From 306fc9f6e30e97ceb18ea5b83a02357590f5939d Mon Sep 17 00:00:00 2001
From: Boying Gong <jorothy_gong@berkeley.edu>
Date: Fri, 11 Dec 2015 11:38:44 -0800
Subject: [PATCH] integrate code for logistic

---
 code/scripts/logistic.py        |  21 ++++---
 code/utils/logistic_function.py | 102 ++++++++++++++++++++++++--------
 2 files changed, 88 insertions(+), 35 deletions(-)

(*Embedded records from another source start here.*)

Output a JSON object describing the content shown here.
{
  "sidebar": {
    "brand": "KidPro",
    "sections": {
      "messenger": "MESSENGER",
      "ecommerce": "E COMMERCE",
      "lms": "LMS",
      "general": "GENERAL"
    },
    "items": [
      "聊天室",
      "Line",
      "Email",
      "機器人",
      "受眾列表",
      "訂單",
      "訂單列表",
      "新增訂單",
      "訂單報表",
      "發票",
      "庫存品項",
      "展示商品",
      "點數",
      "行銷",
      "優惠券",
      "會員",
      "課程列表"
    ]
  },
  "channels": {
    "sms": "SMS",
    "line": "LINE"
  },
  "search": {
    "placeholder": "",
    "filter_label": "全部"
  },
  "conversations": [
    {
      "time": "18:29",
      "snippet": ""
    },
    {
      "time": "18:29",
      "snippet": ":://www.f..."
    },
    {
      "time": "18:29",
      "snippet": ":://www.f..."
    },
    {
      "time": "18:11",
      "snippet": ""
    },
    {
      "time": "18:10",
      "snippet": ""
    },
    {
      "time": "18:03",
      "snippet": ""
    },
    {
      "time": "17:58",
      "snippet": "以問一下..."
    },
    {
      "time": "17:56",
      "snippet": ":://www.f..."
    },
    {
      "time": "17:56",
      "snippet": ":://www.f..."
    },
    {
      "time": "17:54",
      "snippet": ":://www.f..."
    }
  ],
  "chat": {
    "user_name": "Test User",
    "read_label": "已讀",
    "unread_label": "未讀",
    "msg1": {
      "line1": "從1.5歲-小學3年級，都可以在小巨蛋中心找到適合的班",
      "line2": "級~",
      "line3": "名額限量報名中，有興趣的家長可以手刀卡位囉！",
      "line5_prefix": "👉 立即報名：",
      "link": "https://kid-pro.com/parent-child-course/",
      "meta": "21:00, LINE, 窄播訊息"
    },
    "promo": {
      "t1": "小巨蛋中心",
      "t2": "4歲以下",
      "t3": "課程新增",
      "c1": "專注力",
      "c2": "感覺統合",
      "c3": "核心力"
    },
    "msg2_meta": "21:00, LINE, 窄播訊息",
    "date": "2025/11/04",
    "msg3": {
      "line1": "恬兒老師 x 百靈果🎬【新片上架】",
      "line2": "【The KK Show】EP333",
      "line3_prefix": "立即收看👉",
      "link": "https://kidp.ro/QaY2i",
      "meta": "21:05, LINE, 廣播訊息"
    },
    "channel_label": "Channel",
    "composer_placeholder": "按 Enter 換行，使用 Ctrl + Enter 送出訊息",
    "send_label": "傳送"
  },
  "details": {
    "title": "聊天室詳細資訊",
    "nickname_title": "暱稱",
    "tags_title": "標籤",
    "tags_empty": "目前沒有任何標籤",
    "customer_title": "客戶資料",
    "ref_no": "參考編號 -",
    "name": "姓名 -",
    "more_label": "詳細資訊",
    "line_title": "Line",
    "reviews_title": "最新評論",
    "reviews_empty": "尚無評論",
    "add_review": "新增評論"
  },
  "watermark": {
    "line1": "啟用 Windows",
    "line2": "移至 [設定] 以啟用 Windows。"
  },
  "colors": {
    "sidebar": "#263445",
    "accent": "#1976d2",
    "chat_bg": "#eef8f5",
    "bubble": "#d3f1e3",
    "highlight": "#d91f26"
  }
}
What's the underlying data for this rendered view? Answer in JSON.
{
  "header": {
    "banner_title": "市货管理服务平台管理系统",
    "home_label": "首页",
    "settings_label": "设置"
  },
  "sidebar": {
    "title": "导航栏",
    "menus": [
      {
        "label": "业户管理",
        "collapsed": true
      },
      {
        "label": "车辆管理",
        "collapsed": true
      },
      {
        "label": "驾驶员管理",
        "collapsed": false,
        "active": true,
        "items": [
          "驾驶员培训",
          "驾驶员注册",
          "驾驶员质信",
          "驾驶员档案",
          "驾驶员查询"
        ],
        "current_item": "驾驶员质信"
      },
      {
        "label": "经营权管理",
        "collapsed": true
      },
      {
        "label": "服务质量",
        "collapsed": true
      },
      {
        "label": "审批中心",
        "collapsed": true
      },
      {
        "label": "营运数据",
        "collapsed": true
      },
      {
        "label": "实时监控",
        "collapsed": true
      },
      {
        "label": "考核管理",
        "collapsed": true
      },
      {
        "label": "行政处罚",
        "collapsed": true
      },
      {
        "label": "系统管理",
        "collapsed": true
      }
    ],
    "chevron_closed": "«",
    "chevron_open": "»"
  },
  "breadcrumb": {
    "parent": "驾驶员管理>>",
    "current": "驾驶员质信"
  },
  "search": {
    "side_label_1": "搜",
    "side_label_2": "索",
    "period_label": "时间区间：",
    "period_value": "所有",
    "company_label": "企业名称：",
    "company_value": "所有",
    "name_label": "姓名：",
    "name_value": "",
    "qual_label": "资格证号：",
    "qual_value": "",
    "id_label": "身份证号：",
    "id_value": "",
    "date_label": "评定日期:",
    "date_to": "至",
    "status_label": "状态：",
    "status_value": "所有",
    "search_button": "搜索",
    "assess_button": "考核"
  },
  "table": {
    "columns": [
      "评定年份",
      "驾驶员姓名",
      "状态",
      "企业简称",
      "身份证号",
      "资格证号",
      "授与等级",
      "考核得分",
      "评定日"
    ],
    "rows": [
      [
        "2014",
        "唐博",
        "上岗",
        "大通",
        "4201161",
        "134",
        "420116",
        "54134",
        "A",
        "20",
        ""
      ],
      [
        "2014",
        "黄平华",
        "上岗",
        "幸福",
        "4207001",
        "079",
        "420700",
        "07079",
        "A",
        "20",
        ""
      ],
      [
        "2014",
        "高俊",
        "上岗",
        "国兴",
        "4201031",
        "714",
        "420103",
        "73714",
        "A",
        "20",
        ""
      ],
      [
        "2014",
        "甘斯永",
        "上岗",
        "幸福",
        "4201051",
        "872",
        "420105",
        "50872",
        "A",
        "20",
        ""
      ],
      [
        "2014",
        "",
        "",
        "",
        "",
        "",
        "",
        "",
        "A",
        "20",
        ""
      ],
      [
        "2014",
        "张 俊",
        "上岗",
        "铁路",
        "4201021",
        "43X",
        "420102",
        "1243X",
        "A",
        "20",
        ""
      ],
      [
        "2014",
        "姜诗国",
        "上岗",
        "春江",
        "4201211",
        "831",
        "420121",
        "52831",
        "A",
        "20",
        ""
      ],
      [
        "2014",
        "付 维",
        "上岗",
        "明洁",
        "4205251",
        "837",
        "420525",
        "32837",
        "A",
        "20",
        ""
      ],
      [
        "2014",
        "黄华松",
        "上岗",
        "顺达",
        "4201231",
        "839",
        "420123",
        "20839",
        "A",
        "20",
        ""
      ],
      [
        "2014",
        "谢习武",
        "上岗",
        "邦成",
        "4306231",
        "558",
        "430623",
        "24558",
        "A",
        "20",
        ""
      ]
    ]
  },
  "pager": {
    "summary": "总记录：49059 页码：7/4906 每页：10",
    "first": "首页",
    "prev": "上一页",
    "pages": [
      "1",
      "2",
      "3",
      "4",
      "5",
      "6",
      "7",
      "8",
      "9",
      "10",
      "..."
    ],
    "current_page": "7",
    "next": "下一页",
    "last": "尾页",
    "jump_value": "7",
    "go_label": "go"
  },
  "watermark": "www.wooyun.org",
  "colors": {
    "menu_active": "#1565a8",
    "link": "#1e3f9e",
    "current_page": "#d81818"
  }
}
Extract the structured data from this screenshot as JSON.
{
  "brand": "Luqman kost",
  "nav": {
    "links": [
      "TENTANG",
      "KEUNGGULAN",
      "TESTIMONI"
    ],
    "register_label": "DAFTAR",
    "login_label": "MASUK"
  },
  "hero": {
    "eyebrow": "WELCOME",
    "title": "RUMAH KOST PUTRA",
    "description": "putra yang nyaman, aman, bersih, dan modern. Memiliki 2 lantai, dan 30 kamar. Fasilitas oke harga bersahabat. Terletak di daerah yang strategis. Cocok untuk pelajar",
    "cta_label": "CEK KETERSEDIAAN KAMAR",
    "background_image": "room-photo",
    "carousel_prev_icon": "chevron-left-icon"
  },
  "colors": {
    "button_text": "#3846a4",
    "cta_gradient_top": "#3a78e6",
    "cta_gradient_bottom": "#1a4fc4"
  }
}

diff --git a/code/scripts/logistic.py b/code/scripts/logistic.py
index b61d8e0..72a080a 100644
--- a/code/scripts/logistic.py
+++ b/code/scripts/logistic.py
@@ -9,9 +9,7 @@
 # Append path to sys
 sys.path.append(pathtofunction)
 
-from logistic_function import plot_roc
-
-pathtofolder = '../../data/'
+from logistic_function import create_confusion, getMin_thrs, plot_roc
 
 pathtofolder = '../../data/'
 
@@ -19,7 +17,9 @@
 beh_lambda = np.array([])
 beh_score = np.array([])
 val_score = np.array([])
-AUC_val = np.array([])
+Min_thrs = np.array([])
+AUC_smr = np.array([])
+fig = plt.figure(figsize=(20,20))
 for i in np.arange(1, nsub+1):
     run1 = np.loadtxt(pathtofolder + 'ds005/sub0'+ str(i).zfill(2)+
                       '/behav/task001_run001/behavdata.txt', skiprows = 1)
@@ -47,13 +47,16 @@
     val_score = np.append(val_score, scores.mean())
     # calculate the AUC and plot ROC curve for each subject
     logreg_proba = logreg.predict_proba(X)
-    fig, AUC = plot_roc(logreg_proba, y)
-    fig.savefig(pathtofolder + 'ds005/models/roc_curve_sub0'+ str(i).zfill(2))
-    AUC_val = np.append(AUC_val, scores.mean())
-    
+    confusion = create_confusion(logreg_proba, y)
+    addsub = fig.add_subplot(4, 4, i)
+    addsub, AUC = plot_roc(confusion, addsub)
+    Min_thrs = np.append(Min_thrs, getMin_thrs(confusion))
+    AUC_smr = np.append(AUC_smr, AUC)
 
 np.savetxt(pathtofolder + 'ds005/models/lambda.txt', beh_lambda)
 np.savetxt(pathtofolder + 'ds005/models/reg_score.txt', beh_score)
 np.savetxt(pathtofolder + 'ds005/models/cross_val_score.txt', val_score)
-np.savetxt(pathtofolder + 'ds005/models/AUC_val.txt', AUC_val)
+np.savetxt(pathtofolder + 'ds005/models/Min_thrs.txt', Min_thrs.reshape(16,3))
+np.savetxt(pathtofolder + 'ds005/models/AUC_smr.txt', AUC_smr)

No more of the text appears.